My sexuality educator brain always wants to remind couples that marriage is no longer a transfer of property (meaning: the bride), so we can skip the part when the bride’s father “presents” her to the groom. In my snarky moments alone in the car, I call it “the old football hand-off.” Instead, I love to start the ceremony by inviting the bride’s family to welcome the groom and inviting the groom’s family to welcome the bride. Lovely. Simple. Equal.

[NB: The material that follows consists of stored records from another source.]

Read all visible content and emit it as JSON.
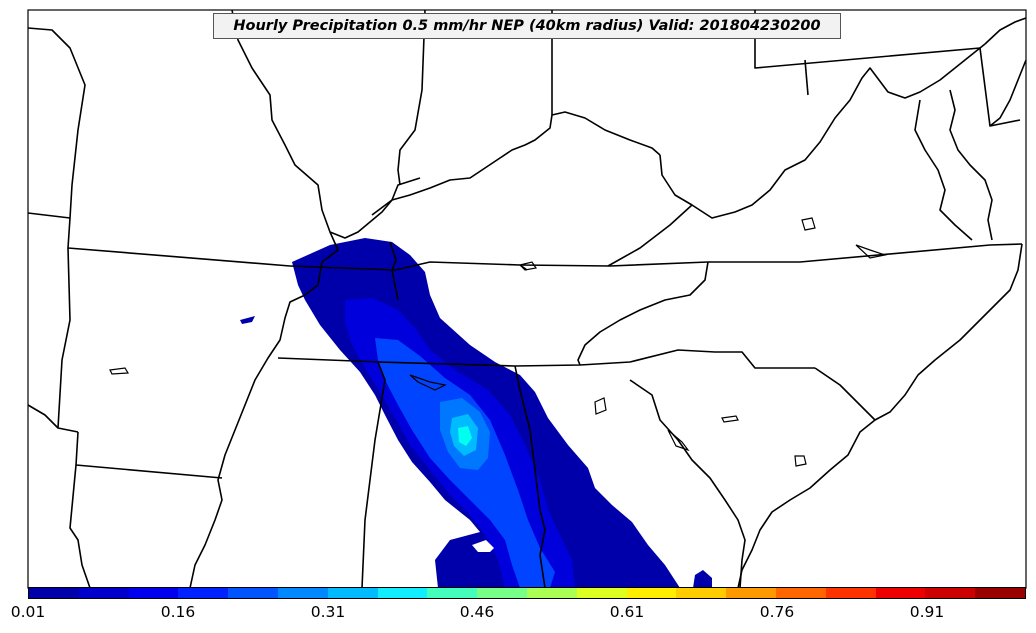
{
  "map": {
    "title": "Hourly Precipitation 0.5 mm/hr NEP (40km radius) Valid: 201804230200",
    "field_colors": [
      "#0000aa",
      "#0000dd",
      "#0044ff",
      "#0077ff",
      "#00bbff",
      "#00ffee"
    ]
  },
  "colorbar": {
    "colors": [
      "#0000aa",
      "#0000cc",
      "#0000ee",
      "#0022ff",
      "#0055ff",
      "#0088ff",
      "#00bbff",
      "#11eeff",
      "#44ffbb",
      "#77ff88",
      "#aaff55",
      "#ddff22",
      "#ffee00",
      "#ffcc00",
      "#ff9900",
      "#ff6600",
      "#ff3300",
      "#ee0000",
      "#cc0000",
      "#990000"
    ],
    "ticks": [
      "0.01",
      "0.16",
      "0.31",
      "0.46",
      "0.61",
      "0.76",
      "0.91"
    ]
  }
}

Another place where gender inequity creeps in is when grooms tell me, “I’m just along for the ride; whatever she wants is fine.” Sometimes what that really means is, “Weddings are for women. I’ll show up and do my part.” How sad! I totally understand how important a wedding can be for a bride, but I always hope it’s just as important for the groom. What if we raised our sons, as well as our daughters, to dream of their wedding day?

The place where my wedding officiant brain and my sexuality educator brain really break into a West Side Story-inspired rumble is over whether and how to make couples aware that, while I am assisting them in becoming legally wedded spouses, I can’t access that same privilege myself yet. It’s not that I’ve no one to walk up the aisle with. I found my lifelong sweetheart over 19 years ago. He’s a tall, self-assured, adorable, incredibly talented classical pianist. He has the most beautiful ice-blue eyes I’ve ever seen, and the goofiest laugh I’ve ever heard. We exchanged hearts a long time ago and set about creating a life together — a life that in our state of residence isn’t legally sanctioned or recognized, despite the recent Supreme Court DOMA and Prop. 8 decisions.

Now this isn’t a “woe is us” tale at all. My life with my sweetheart is pretty amazing and pretty indistinguishable from most of our heterosexual married friends’, except when you get down to the nitty-gritty details of taxes and inheritance law and that marriage license which conveys over 1,000 federal benefits and hundreds of state benefits. That’s the same license my signature authenticates for the couples whose weddings I officiate.

In all my time performing weddings, I’ve never met a couple who talked about getting married for the sake of the legal benefits. They get married because they’re in love, and because they want to acknowledge that love publicly in front of their families and friends. But I’m sure they’re aware that marriage conveys legal benefits, and I wonder if marriage would mean the same thing to them if it didn’t? I’ve only had one couple so far (and I’m proud to say the bride was a former student of mine) who specifically wanted to take a moment during their ceremony to acknowledge that legal marriage is not a privilege open to all, and to ask the assembly to pray and work for the day when it would be. This wasn’t just because they knew I was gay; the groom’s brother, who was also his best man, was gay. It’s easy to bring up adding this language to a ceremony when the couple initiates it, but boy does Mary Poppins want me to shut up when they don’t!

Ultimately, I always recognize that I am at the service of two people whose happiness I value and whose relationship I am rooting for. It’s really up to them which traditions to follow and which officiant they want. Most times they want Mary Poppins. Once in a while they want John Keating. In either case, they get both — because that’s just who I am.